To do parametric estimation, first start by identifying the dimensions that affect price, eg. area, luxury level, location, etc… and build a statictical model to get the estimate.
For example. Parametric estimation requires more data to estimate: you consider some buildings’ cost to build and observe the area, the level of the work (upscale or simple), cost of building around, etc… all these are parameters that you can use in a regression analysis to infer the cost of the project.
In a regression using model Y = a X0 + b X1 + epsilon, where Y is the cost of the building, X0 is the constructed area and X1 is the quality level of the construction (1 for luxury, 0 for basic) and epsilon is there to capture all the other unobserved parameters. As you refine the model, epsilon should evolve towards zero so your trust in the model increases. The parameters a and b are the output of the regression and they represent the contribution of each of these dimensions to explain the final cost.

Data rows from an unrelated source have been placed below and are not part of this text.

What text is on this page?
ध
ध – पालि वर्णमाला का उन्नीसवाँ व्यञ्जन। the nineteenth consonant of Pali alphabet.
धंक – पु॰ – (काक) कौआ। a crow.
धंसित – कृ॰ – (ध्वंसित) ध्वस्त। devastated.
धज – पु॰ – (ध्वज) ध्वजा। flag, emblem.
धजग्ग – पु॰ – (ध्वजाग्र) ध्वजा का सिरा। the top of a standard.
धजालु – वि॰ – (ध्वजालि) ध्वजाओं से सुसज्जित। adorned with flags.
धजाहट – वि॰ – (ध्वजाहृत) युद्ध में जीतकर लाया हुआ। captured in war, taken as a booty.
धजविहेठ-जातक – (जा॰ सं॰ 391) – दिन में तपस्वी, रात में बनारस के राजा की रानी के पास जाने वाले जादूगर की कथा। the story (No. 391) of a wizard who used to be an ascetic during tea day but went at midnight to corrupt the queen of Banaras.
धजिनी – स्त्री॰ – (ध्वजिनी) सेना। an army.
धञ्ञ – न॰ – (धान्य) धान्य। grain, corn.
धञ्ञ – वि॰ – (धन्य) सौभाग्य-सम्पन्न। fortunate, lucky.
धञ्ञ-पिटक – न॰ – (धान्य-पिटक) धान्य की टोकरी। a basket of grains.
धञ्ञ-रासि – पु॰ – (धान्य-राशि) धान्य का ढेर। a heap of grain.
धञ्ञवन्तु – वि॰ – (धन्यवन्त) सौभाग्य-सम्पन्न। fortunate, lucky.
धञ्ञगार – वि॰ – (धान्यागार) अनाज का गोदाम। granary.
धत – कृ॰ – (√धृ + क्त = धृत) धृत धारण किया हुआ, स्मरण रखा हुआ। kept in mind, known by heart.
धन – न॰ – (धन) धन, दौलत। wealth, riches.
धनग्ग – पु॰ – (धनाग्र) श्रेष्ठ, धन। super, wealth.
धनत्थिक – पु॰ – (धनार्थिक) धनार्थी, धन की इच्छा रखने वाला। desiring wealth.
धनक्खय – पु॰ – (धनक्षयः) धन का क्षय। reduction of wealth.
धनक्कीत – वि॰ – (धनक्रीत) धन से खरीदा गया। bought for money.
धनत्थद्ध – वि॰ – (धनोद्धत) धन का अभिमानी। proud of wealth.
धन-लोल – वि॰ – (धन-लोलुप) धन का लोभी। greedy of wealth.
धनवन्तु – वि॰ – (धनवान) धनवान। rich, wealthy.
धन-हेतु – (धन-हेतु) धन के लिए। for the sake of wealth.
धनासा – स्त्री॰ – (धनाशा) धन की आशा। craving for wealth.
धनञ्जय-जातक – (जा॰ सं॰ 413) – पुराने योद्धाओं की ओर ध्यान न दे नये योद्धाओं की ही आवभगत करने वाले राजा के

This method is the most rigorous and can be applied to every activity in the WBS to get the very best estimate for the overall project.
Start with a 2 point estimation for the best, worst cases and add a third pints to represent the most probable case. These 3 points provide a probabilities distribution.
A uniform distribution constructed from a two point estimates, best and worst cases. Note that all values in the range have the same probability, what is not what actually happens: people either frontload work or do at the last minute (As Late As Possible) so that we need a third point to show how skewed is the distribution.
A three proints estimation allows for different distributions: biased left, symmetrical and biased right as indicated in the following diagram.
There are different possilbe distributions, such as Beta, Triangular or PERT and the ubiquitous symmetrical distribution known as the Normal (“Bell curve”) distribution.